The Wall Street Journal
reports: "More than $800 billion is spent annually on Medicare and Medicaid, the joint federal-state program for the poor, and by some estimates more than $60 billion each year is lost to fraud. Such lost money is part of the debate on Capitol Hill on President Barack Obama's push for health-care reform. ... Since March 2007, the government's special antifraud teams have produced 293 indictments involving Medicare claims totaling $680 million in such Medicare-fraud 'hot spots' as South Florida, Los Angeles and Detroit, where abuses of the federal health program for the elderly and disabled are more frequently found.
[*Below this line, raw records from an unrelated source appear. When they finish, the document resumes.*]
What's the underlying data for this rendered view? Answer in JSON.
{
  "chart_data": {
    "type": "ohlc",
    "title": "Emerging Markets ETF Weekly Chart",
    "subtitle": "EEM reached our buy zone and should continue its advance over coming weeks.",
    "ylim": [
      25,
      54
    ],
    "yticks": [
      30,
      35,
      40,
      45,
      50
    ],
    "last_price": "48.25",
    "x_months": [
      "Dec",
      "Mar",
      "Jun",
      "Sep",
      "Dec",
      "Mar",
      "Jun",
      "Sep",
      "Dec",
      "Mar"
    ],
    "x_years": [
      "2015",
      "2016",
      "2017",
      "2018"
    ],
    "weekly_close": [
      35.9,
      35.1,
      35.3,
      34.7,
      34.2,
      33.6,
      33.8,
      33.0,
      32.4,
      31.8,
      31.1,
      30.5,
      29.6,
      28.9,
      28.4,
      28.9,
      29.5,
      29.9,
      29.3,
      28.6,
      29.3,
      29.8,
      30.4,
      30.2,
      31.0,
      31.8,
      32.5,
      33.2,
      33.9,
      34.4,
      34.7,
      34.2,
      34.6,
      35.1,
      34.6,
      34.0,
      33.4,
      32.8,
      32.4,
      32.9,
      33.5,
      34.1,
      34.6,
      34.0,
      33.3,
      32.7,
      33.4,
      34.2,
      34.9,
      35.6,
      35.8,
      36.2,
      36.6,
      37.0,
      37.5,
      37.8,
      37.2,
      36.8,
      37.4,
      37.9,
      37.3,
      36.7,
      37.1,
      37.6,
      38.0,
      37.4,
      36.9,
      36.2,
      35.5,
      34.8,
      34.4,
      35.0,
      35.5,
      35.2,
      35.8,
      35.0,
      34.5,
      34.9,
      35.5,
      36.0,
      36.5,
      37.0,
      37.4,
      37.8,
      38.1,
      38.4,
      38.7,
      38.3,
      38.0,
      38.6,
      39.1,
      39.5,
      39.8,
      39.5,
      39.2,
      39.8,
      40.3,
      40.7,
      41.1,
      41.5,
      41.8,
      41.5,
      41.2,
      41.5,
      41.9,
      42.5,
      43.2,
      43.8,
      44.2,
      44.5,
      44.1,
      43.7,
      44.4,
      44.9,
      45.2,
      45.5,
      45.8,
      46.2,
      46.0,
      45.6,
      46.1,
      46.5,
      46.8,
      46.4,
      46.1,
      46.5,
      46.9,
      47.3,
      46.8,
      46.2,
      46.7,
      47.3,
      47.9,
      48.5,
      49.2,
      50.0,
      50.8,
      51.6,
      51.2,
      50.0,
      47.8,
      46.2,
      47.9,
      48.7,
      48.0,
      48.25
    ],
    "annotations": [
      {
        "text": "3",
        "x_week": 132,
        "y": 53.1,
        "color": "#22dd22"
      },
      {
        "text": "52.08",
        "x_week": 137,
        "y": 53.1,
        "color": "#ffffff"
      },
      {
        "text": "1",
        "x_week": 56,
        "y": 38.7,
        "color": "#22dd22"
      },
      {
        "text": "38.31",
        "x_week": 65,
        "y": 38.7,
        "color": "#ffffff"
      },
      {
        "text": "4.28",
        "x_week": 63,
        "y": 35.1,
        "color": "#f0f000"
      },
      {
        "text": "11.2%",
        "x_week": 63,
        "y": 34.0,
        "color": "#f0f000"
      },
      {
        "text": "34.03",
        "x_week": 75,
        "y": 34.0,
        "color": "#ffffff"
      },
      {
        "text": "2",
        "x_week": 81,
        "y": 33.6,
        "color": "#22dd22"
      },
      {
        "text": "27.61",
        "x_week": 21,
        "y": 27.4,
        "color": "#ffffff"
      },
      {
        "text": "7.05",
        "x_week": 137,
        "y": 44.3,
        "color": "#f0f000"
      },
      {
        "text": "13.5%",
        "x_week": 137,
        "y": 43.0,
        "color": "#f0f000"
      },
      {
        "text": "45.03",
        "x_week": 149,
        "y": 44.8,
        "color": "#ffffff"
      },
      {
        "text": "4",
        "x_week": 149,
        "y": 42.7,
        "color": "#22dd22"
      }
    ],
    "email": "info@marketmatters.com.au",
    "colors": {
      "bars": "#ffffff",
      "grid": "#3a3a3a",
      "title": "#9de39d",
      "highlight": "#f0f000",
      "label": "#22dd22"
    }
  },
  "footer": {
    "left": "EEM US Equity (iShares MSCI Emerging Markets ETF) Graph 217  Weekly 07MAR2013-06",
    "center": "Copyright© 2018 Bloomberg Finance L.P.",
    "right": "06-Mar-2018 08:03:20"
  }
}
The strike forces have obtained nearly $300 million in restitution" (Kingsbury, 7/29).
The Houston Chronicle
reports: "The operation by the newly formed Houston Medicare Fraud Task Force underscored U.S. Justice Department warnings that the Houston metropolitan areas has become a major front in the government's battle to clamp down [Medicare fraud]. Tim Johnson, the U.S. attorney in Houston, warned other violators that Wednesday's roundup marked the beginning of a lengthy federal investigation that will lead to more arrests in the future."
The Houston Chronicle notes: "Investigators say one reason Medicare fraud is on the rise in Houston is a steady influx of immigrants who, in some instances, consider gaming the government for benefits an acceptable practice, said one top Justice Department investigator, speaking on condition he would not be identified" (Pinkerton, 7/29).